Harvard Professor Clayton Christensen passed away in January. He was the father of what is known as disruption in business, and therefore someone Loftus Peak had always closely followed. He defined the term, saying a company was disruptive if it operated a low-price product or service which allowed it to target customers that were previously considered unprofitable by incumbents. Once those customers were won, the new business moved higher up the value chain, beating competitors by approaching the problem with new eyes and new tools.
An example of how this has played out in the world
eBay is an excellent example. Before eBay, small merchants were excluded from targeting customers with products which were otherwise too expensive to advertise relative to their final sale price.
Fast broadband communications, powerful computing and secure payments are the key internet tools that made eBay valuable as a forum to sell goods, and now it is active all over the value chain, not just the place it started. We could say the same for Google, Amazon or Alibaba.
At Loftus Peak, we didn’t go with the narrow Christensen definition because we found a lot of examples that didn’t fit. Apple, for example, with its iPhone wasn’t a product aimed at the low end of the market. Yet the disruption which it has caused has been profound. From almost 100% penetration of landlines 20 years ago, it is now common to find houses without any fixed phones (though with a data line). In addition, the smartphone disrupted many other industries – it has “virtualised” (replicated in software) most devices, including the camera, walkman, diary and TV, all of which are just features of the phone, rather than just standing alone.
So for investment purposes, we expanded the definition based around the simple proposition that a company is disruptive (however it first establishes itself) if it builds a business without using the traditional tools (by which legacy businesses can be burdened), and instead uses the best/newest tools available. We have not submitted this expansion for academic review – it is a lens through which we view business. We believe there are six core thematics which disruptive companies leverage, many of them more than one. They are:
- Networks and connectivity
- Data and the cloud
- Energy as a technology, not a fuel
- Desktop rather benchtop analysis in healthcare and life sciences
- Connectivity (devices, objects, etc)
- China (by dint of economic size and geo-political influence)
The industries that have been disrupted and WILL be disrupted…
Fast, reliable connectivity has enabled users to become part of a network which then forms the basis of a myriad of applications.

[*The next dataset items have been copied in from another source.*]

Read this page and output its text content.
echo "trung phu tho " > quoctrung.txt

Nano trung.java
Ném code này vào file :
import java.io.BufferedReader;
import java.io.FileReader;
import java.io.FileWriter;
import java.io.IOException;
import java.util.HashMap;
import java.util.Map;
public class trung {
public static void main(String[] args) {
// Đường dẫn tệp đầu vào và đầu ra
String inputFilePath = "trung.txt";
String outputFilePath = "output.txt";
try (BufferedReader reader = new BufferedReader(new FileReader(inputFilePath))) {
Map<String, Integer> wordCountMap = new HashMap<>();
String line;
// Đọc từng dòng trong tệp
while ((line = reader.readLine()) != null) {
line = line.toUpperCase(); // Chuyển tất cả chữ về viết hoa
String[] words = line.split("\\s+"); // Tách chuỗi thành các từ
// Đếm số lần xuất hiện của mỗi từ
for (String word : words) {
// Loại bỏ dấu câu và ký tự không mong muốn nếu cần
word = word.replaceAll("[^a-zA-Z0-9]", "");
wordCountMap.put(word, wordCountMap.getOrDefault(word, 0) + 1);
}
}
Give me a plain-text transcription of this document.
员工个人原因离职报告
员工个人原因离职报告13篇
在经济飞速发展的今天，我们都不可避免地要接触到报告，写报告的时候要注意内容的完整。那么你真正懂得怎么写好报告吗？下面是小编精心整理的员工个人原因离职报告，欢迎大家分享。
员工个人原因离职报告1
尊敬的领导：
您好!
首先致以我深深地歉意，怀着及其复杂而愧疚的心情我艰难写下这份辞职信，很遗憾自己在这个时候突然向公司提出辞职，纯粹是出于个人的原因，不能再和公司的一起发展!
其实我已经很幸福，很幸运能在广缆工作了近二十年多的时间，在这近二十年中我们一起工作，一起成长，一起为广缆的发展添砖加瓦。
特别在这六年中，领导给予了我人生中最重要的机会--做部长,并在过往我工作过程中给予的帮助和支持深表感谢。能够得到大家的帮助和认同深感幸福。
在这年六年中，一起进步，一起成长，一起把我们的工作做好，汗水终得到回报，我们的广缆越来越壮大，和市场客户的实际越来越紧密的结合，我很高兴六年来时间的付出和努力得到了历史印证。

For example, the network was a critical part of the disruption of retail caused by eBay. Amazon, started with books and CDs then graduated to digital goods and then groceries, apparel and everything in between. That network allowed Amazon to avoid paying high rents for very significant shelf space in retail malls (required because the number of products it sells is so much larger) since users in networks were able to view products on-line. Amazon ploughed the 15% rent saving into lower prices or new features, like free delivery or television shows.
The Tesla electric car is another example of a disruptive company which does not fit the Christensen definition. It did not attack the low-end car price-point first, instead building a luxury product with brand new technology. Few traditional car company executives would argue that they haven’t been disrupted. And because the car is electric, and ubiquitous, the knock-on effect into fossil fuels is significant. We think of energy as a technology harnessing solar heat and wind, rather than a resource to be mined and burned.
Increasingly, cars and transport generally will become heavy users of data and the cloud, another important thematic underpinning our investment choices. Loftus Peak invests in companies which provide these data tools and cloud services, such as Microsoft Azure, Amazon Web Services and Alibaba’s Alicloud, as well as suppliers of the hardware and software. There is significant architecture in the mechanism through which Google in 2019 provided responses to 75,000 searches a second, and served the relevant advertising that is the company’s monetisation engine. Same with Facebook.
These data/cloud tools also underpin banking in traditional banks (like the Commonwealth Bank, which is embracing change as fast as it can) as well as new players such as Monzo in the UK, which has 3.8 million customers, and Revolut and Klarna in Sweden. These businesses rely heavily on data and cloud storage and application to make payments easy, and are growing fast (though have not yet taken significant profit from traditional banks.)
Healthcare is an important area which is yet to feel the full force of disruptive innovation, but we believe it is coming, based on the importance of patient and medical data and its current broken state. The use of fitness trackers is just one of the tools through which this happens, and which is equally bound up with connected devices (not phones) which as well as monitoring health can actively report data and status for use in maintenance – eg jet engines.
Lastly, whenever geopolitical change is significant – for example China modernising – it creates trade tensions, which in themselves are disruptive, and which we can see in the tariff war between the US and China.
We are forever grateful for the groundwork Clayton Christensen laid for identifying disruption in business. While his theory has helped to inform our thinking, the investment philosophy and process we have built over many years is our own. It has worked through the significant market moves of the past six years and we believe should continue to do so during the current difficult period.